From the elevated fairway, Bryant stared across the hazard at the massive green below. The flagstick was on the left-front lobe, guarded by bunkers.
"I said, 'Let's aim right,' " Bryant said. "Tony said, 'Yeah, let's do.' "
He made his par and for all practical purposes clinched the title when Watson failed to birdie the par-5 16th.
Watson now has six top-10 finishes in the Senior Open without a victory. He was the runner-up in 2002, 2003 and 2006.
As he left the podium, a USGA official put his arm around him and said, "You'll just have to keep trying."
Watson stared straight ahead.
"Yep," he said. "That's what I'll have to do."
Bryant, meanwhile, put an exclamation mark on one of the great comebacks in recent golf history.
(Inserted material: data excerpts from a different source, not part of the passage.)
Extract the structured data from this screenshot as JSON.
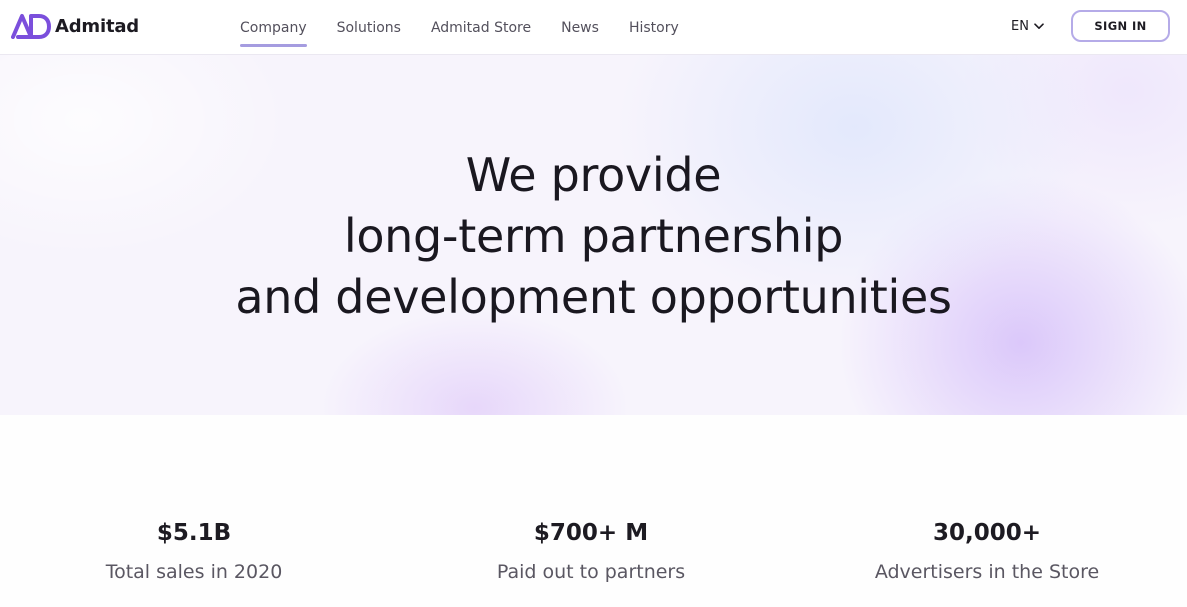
{
  "brand": {
    "name": "Admitad",
    "mark_color": "#7b4fdc"
  },
  "nav": {
    "items": [
      {
        "label": "Company",
        "active": true
      },
      {
        "label": "Solutions",
        "active": false
      },
      {
        "label": "Admitad Store",
        "active": false
      },
      {
        "label": "News",
        "active": false
      },
      {
        "label": "History",
        "active": false
      }
    ],
    "active_underline_color": "#a59ce0"
  },
  "header": {
    "language": "EN",
    "language_icon": "chevron-down-icon",
    "sign_in_label": "SIGN IN",
    "sign_in_border_color": "#b5abe8"
  },
  "hero": {
    "title_lines": [
      "We provide",
      "long-term partnership",
      "and development opportunities"
    ]
  },
  "stats": [
    {
      "value": "$5.1B",
      "label": "Total sales in 2020"
    },
    {
      "value": "$700+ M",
      "label": "Paid out to partners"
    },
    {
      "value": "30,000+",
      "label": "Advertisers in the Store"
    }
  ]
}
It took him 474 starts to win his only tournament on the PGA Tour, the 1995 Walt Disney Oldsmobile Classic. By 2000, he was a part-time player and would tee it up only 19 times over the next five years.
Smith met Bryant, full of self-doubt, at a Nationwide Tour event in Greenville, S.C.
"The first thing he told me was, 'Tony, I'm a little rusty. I've been retired so let's get this out of the way: Don't expect nothing out of me,' " Smith said. "He shot a 66 the first round and we've been together ever since."
Bryant's standing line was that he was the second-best player in his family; his younger brother, Bart, is a three-time winner on the PGA Tour. Smith calls Brad a "professional self-deprecator."
But Bryant has found new life on the Champions Tour. He won twice in 2006 and won his third title, the Regions Charity Classic, earlier this year.
"I think in the last five years, I've matured a lot," he said. "And the game has changed fairly significantly as well. The equipment, the way we play the game now, fits me better than the way we played the game 25 years ago.
"I've learned an awful lot about how to play golf, too. Years ago, I thought you had to hit great golf shots to win. Now I find out - Guess what? - you can hit a couple bad shots and make a couple good putts and all of a sudden you win a golf tournament."
All of a sudden Sunday, he won the biggest golf tournament an over-50 golfer can win. His name goes on the Francis Ouimet Trophy alongside the names Palmer, Player, Trevino and Nicklaus.
"Let's face it, guys, I'm not in their league," Bryant said. "I never was and, as far as golf goes, I never will be. These are the greats of the game. I'm a journeyman who happened to have a really great week."